The way the Schonbrunn Palace and Empress Sisi exhibitions are structured is that they take you on an audio-guided route through the palaces themselves, walking on red carpet the entire time. If you want a definition of excess and opulence, you only have to look at their candlestick holders (how did anyone need so many?)
I could talk at length about the glittering, golden embellishments of decorative furniture and interior design, but this is a travel diary where I want to talk #traveltruths, and the truth is that experiencing these tours and palaces gave me a curious mixed feelings of being unspeakably awed, but also with a small, niggling feeling of disconcertedness.
There's something about seeing something in an art gallery or museum - put consciously on display and singled out as a thing to be looked at - that is very different to this kind of exhibit, where you're walking through the actual room where it happened (the room where it happened...), where the curators have attempted to simulate the state of the room in a particular time.

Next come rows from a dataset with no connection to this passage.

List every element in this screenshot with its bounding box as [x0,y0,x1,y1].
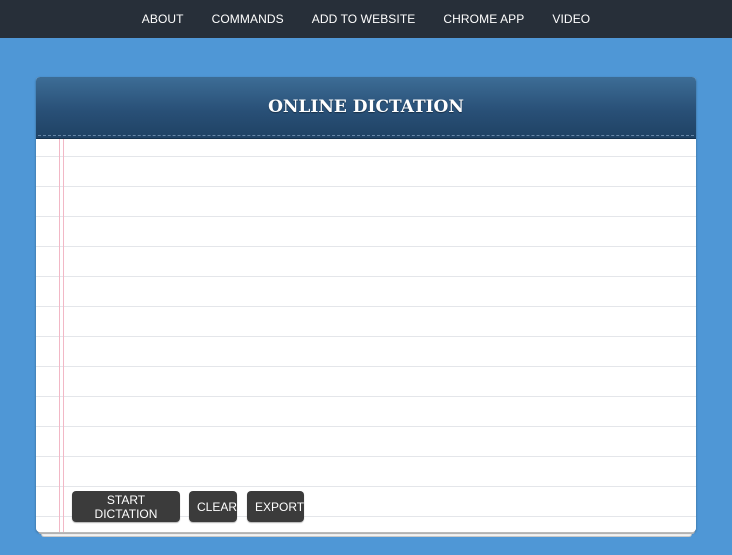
nav-item-add-to-website[interactable]: ADD TO WEBSITE [312,12,416,26]
nav-item-commands[interactable]: COMMANDS [212,12,284,26]
dictation-panel: ONLINE DICTATION START DICTATION CLEAR E… [36,77,696,532]
nav-item-chrome-app[interactable]: CHROME APP [443,12,524,26]
export-button[interactable]: EXPORT [247,491,304,522]
clear-button[interactable]: CLEAR [189,491,237,522]
nav-item-video[interactable]: VIDEO [552,12,590,26]
panel-header: ONLINE DICTATION [36,77,696,139]
notepad-paper: START DICTATION CLEAR EXPORT [36,139,696,532]
top-navigation: ABOUT COMMANDS ADD TO WEBSITE CHROME APP… [0,0,732,38]
paper-margin-line [63,139,64,532]
start-dictation-button[interactable]: START DICTATION [72,491,180,522]
nav-item-about[interactable]: ABOUT [142,12,184,26]
paper-margin-line [59,139,60,532]
panel-title: ONLINE DICTATION [268,97,464,117]
dictation-text-area[interactable] [70,143,682,483]
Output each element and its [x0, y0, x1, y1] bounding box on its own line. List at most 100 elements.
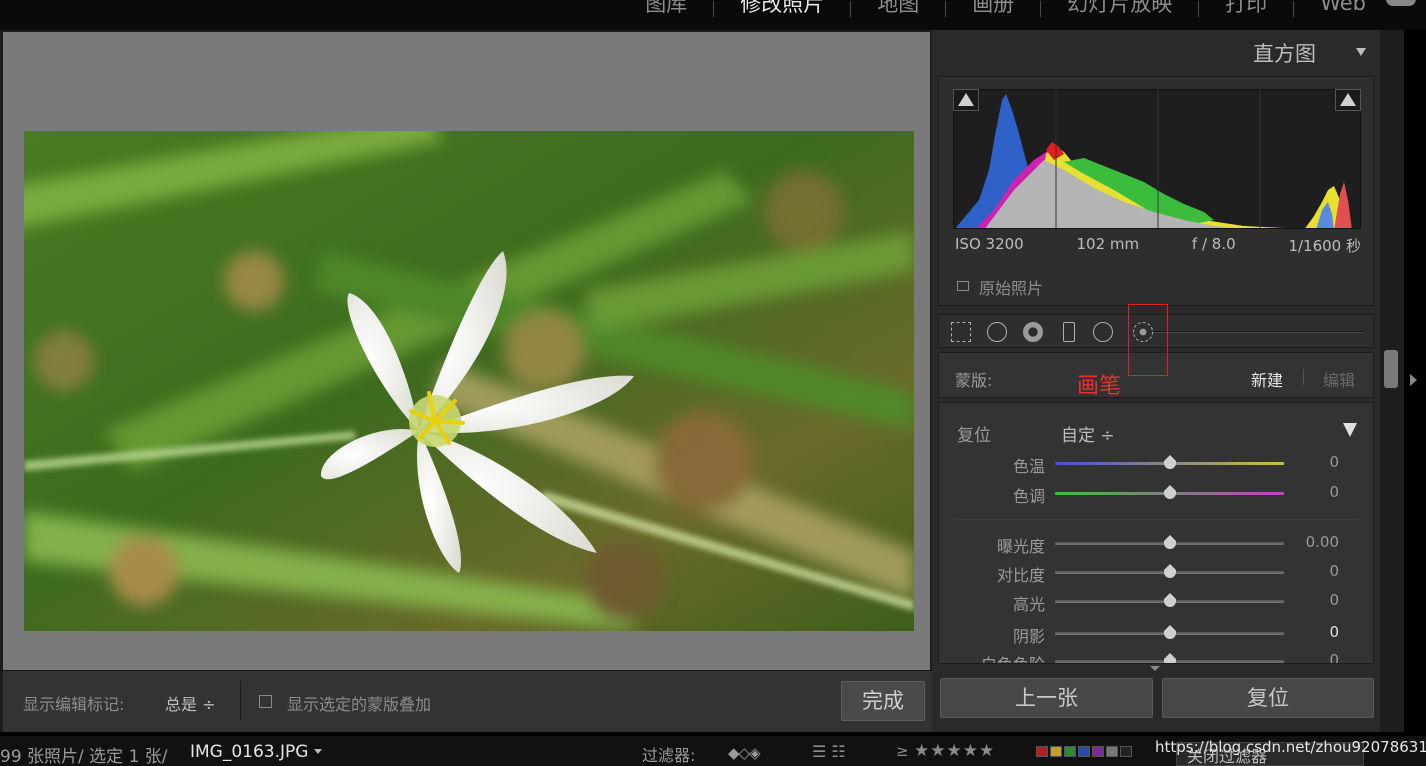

Objects are placed in their 'original' places, clothes are draped artfully over chairs and slippers placed out, the dinner table is set out just as it would be for the royal family. Grandiose gowns are placed on mannequins and stood in the centre of the room. It's a beautiful visual display of history and a credit to its curators. Perhaps the disconcertedness came from the dollhouse feel of the display, full of small banal objects like combs or washing basins that have been reframed to be artefacts of importance. The solemn regularity of the architecture and pristine gardens outside also added to that sense of something having been perfectly set up and then placed in a glass cloche, or taxidermied. A dollhouse, strictly not for children's hands.
Walking through the Empress' gallery in Schonbrunn where - supposedly - a young Mozart had first performed, I found myself looking for some sign of age in the corners, smudges in the doorframes, something that could mark the building for its true age. But it was too well preserved, to betray marks of its history.